Monday, April 19, 2010

Ruined for Life

I have the best Dad in the whole world. When I was a child, I remember engaging in the popular "my dad is better than your dad" debate with other children on the school playground. In all objectivity, however, as an adult, this saying STILL holds true. I have many relatives and friends who would agree with me on this statement, with a mixture of both admiration and envy, of what I and my siblings have.

Like any daily family dynamic, though, I did not realize how marvelous my father was when I was growing up. I thought everyone had a dad who said, "I love you" to them on a daily basis. Didn't all my friends have a dad that wrote, "Foxy Lady" on their lunch bag? I thought that being smothered in hugs, kisses, and positive affirmation was a consistent reality for most families. I believed that every child had a parent that stated to them, 'I believe in you and you can do anything that you set your mind to do." I was sure that my friends had a dad who tucked them in at night and read stories to them, right? As the years passed, I realized that I was sadly mistaken.

I remember having a particularly difficult time in high school. Raging hormones, coupled with crippling insecurity, acne, thick glasses, braces and obesity, did not make for a smooth transition for me into the teenage years. Let's just say that I wasn't going to be on the cheerleading squad, dating a football player, or going to prom. I could even get into a size 12 pair of pants! I came home from a day that was especially painful, for reasons that I cannot fully remember, and there was a card waiting for me on my bed. I opened the card and, on the front of the card, was a pair of two hands, cupping each other. Inside the card, it read, "From the first touch, I knew you were mine. I love you, Dad". I burst out crying and flung myself on the bed with all of the emotional angst that a teenager could muster. This was just like one of those scenes out of a sappy Hallmark commercial, except that this was real and it was happening to me! Though I didn't realize the full impact of that card in that moment, years later, I realize that I both belong to and am known by my dad in a way that no bond could ever break.

Not only did Dad provide me with emotional support as a needy teenager, but Dad continues to be one of my spiritual role models today. When I was eight years old, my Dad baptized me into the Christian faith. When I was 10 years old, Dad took me out on a date and showed me what it was like to be treated like a woman after God's own heart. When I was ordained as a pastor, Dad's simple speech about my character was authentic and powerful, bringing many to tears. As a bride, Dad walked me down the aisle and symbolically transferred his protection and provision of me over to my husband with pride and dignity. Finally, when I was going through my divorce and undergoing painful discussions with my church leadership, Dad was in attendance, supporting my best interests and ensuring me that someone truly cared about not only my ministry position, but my emotional health as well. After one disturbing meeting that finalized the details of my leave of absence, Dad looked me in the eyes and said, "I am so proud of you and what you have done. You are brave." When all the men in my life had abandoned me, Dad was there to validate my emotions and my experience. Dad has been "Jesus with skin on."

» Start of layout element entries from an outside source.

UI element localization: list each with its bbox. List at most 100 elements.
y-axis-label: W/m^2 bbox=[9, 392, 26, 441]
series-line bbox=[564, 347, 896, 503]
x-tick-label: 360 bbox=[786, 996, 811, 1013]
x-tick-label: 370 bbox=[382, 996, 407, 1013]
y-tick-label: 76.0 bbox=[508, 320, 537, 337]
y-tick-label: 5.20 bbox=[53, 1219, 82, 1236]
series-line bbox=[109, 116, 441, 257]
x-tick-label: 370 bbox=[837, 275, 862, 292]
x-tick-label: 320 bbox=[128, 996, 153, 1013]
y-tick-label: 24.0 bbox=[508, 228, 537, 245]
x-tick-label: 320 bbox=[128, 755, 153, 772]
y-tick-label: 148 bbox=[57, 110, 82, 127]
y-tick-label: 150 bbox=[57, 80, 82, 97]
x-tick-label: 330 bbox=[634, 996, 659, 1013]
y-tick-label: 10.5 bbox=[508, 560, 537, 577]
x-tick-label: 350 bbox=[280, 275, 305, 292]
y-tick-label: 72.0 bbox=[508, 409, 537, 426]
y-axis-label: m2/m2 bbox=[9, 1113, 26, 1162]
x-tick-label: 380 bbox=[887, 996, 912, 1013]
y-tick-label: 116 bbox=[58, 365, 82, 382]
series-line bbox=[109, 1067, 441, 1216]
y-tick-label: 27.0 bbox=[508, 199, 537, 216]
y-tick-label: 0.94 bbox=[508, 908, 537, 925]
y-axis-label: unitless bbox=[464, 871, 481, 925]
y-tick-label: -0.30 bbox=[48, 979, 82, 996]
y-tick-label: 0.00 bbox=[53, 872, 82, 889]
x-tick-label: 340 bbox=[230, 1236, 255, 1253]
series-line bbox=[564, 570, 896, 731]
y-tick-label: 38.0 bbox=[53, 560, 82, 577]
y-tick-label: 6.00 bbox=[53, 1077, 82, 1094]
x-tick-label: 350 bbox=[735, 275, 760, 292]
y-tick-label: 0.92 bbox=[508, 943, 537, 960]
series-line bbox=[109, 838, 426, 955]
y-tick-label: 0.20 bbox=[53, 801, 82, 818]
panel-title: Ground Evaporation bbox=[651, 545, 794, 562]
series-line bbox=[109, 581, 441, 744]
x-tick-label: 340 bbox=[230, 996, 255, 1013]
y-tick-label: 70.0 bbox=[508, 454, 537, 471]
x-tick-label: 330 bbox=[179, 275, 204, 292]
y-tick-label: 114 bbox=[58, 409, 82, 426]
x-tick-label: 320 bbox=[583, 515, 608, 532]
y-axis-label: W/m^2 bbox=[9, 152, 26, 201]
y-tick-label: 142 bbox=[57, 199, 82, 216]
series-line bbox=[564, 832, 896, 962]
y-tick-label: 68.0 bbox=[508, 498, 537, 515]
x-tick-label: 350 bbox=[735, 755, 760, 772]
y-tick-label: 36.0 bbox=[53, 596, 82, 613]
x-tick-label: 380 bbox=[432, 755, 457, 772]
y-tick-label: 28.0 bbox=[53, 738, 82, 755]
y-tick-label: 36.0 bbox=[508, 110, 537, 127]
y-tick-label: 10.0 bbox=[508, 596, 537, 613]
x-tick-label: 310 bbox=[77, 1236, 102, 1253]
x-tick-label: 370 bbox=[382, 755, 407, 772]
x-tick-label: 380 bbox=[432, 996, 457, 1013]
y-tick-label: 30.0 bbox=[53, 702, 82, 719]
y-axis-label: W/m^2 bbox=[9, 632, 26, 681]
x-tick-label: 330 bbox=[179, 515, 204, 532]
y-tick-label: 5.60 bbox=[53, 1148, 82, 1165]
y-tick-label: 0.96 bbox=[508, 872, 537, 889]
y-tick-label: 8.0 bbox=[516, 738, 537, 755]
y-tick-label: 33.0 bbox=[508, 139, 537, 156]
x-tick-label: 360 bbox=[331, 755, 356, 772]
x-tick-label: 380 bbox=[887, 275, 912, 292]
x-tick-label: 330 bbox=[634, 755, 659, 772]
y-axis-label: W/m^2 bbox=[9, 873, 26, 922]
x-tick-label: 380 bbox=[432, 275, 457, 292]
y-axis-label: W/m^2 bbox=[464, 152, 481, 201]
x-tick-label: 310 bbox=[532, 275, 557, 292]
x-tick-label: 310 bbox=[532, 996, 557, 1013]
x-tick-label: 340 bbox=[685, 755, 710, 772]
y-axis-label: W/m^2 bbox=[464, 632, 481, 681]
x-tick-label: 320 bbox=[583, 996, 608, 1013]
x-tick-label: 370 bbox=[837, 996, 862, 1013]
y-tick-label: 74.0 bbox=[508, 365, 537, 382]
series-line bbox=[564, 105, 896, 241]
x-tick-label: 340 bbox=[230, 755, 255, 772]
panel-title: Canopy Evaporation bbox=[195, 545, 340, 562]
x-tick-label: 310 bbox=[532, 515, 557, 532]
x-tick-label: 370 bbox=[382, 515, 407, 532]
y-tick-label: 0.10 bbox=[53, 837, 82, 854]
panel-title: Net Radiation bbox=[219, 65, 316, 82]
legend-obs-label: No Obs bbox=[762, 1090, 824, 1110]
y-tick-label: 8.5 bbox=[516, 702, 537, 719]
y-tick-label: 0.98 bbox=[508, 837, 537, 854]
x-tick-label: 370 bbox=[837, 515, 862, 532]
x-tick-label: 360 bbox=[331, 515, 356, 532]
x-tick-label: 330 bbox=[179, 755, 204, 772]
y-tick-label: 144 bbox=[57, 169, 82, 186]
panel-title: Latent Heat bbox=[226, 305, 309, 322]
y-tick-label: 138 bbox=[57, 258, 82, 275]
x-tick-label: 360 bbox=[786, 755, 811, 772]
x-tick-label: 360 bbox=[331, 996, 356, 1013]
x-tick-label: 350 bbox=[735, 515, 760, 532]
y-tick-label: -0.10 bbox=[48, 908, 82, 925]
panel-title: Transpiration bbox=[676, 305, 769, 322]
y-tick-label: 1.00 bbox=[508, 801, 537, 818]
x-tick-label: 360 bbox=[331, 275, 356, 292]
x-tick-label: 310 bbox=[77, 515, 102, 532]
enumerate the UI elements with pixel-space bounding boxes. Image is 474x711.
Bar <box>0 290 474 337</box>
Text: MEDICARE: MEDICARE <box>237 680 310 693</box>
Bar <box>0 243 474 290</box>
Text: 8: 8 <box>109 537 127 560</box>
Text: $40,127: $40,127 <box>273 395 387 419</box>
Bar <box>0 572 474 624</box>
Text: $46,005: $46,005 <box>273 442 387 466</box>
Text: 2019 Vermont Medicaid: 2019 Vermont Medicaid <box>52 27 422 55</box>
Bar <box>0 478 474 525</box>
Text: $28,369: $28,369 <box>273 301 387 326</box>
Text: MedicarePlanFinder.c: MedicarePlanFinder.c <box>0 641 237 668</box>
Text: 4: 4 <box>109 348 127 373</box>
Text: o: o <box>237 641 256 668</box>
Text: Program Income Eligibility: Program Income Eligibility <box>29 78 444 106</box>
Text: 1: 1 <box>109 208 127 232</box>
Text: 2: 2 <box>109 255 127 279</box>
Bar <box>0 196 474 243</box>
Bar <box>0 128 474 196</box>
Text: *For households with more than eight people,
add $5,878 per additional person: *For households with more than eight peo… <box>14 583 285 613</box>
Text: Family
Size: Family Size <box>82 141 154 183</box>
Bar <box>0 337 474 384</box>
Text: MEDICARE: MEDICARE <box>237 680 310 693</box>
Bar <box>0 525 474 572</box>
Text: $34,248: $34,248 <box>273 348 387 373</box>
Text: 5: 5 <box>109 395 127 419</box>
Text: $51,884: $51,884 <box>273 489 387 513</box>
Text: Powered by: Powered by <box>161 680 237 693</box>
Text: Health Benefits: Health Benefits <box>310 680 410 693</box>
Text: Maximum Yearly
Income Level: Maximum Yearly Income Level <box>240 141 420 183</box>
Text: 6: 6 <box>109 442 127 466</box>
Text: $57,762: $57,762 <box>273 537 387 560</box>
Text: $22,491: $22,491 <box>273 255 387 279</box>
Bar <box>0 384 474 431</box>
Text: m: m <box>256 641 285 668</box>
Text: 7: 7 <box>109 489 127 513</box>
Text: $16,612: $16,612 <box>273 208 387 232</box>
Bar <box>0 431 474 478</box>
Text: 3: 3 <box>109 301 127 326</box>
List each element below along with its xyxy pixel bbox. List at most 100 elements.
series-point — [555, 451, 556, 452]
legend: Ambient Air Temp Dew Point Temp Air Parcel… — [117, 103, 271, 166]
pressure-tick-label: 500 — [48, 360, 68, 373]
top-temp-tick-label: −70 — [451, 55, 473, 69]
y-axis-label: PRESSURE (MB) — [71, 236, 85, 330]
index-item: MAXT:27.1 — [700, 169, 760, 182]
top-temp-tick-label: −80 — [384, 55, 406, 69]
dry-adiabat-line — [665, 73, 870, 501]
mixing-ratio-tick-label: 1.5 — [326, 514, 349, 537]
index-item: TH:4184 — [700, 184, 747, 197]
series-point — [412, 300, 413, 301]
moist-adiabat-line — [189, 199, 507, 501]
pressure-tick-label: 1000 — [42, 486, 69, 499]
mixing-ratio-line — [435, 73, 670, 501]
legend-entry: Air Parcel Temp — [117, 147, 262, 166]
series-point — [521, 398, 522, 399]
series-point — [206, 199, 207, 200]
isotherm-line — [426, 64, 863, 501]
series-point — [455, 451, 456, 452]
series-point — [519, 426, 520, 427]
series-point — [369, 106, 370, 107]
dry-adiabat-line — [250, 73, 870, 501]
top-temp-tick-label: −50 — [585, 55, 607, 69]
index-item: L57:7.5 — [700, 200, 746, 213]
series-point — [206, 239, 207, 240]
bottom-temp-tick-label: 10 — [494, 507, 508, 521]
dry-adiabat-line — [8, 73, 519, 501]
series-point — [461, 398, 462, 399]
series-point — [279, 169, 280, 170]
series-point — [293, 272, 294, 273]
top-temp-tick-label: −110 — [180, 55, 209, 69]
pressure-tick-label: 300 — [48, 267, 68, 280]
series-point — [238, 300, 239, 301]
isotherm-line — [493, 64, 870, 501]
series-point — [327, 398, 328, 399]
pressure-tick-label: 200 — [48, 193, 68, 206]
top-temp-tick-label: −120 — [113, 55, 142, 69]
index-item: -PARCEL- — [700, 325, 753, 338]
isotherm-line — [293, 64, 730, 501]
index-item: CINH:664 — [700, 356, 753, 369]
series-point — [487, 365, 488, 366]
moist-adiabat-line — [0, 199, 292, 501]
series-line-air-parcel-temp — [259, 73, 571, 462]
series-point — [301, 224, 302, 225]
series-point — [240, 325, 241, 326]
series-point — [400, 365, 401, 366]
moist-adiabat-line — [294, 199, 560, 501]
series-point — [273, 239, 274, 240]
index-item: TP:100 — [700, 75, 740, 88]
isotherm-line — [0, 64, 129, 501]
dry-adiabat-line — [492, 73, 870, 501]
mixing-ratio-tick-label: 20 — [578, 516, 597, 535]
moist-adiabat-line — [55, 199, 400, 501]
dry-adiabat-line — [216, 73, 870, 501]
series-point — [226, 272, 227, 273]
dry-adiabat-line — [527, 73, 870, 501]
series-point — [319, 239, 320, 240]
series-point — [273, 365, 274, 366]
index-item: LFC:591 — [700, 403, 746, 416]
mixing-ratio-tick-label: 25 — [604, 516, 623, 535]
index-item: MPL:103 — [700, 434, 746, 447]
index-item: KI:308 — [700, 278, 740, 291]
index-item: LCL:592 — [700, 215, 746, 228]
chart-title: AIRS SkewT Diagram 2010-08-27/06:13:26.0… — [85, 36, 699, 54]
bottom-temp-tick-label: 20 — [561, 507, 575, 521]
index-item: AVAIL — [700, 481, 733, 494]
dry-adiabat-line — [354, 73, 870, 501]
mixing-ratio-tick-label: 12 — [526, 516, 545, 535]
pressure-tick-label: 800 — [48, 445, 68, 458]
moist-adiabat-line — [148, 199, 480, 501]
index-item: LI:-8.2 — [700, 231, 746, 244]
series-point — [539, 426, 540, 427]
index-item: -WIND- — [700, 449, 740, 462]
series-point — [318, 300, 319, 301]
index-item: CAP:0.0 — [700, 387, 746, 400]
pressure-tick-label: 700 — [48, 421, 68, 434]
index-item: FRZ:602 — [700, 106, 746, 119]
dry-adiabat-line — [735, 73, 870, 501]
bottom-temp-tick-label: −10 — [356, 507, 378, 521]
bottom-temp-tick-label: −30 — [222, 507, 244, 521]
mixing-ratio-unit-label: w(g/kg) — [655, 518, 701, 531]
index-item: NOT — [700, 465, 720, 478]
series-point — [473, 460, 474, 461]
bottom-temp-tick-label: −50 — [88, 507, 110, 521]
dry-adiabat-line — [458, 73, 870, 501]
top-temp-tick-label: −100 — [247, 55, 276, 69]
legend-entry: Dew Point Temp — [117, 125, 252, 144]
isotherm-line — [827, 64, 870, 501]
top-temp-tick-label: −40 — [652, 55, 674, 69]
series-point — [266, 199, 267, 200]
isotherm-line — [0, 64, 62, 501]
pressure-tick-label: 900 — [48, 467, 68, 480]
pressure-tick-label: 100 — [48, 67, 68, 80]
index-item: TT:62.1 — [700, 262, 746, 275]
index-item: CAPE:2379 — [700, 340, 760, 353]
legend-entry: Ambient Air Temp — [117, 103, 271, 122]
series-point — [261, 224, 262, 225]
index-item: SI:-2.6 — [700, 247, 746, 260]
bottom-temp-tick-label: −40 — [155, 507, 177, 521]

So, I am happily ruined for life. No man on earth can ever compare to my father. While this is a wonderful predicament to have, it also leaves me feeling conflicted. How will I make a better choice in a relationship the next time around? What expectations are unrealistic and what expectations are normal and healthy? God is going to have to help me sift through my high standards, and distorted ideas of husbandly roles through His discerning and perfect sieve of truth. I trust that He will show me what I can live with and what I can live without.

In the meantime, I happily settle back into Dad's provision. Who doesn't want to be told that they are beautiful, wonderful, and amazing every day? I thought not. I am one lucky lady.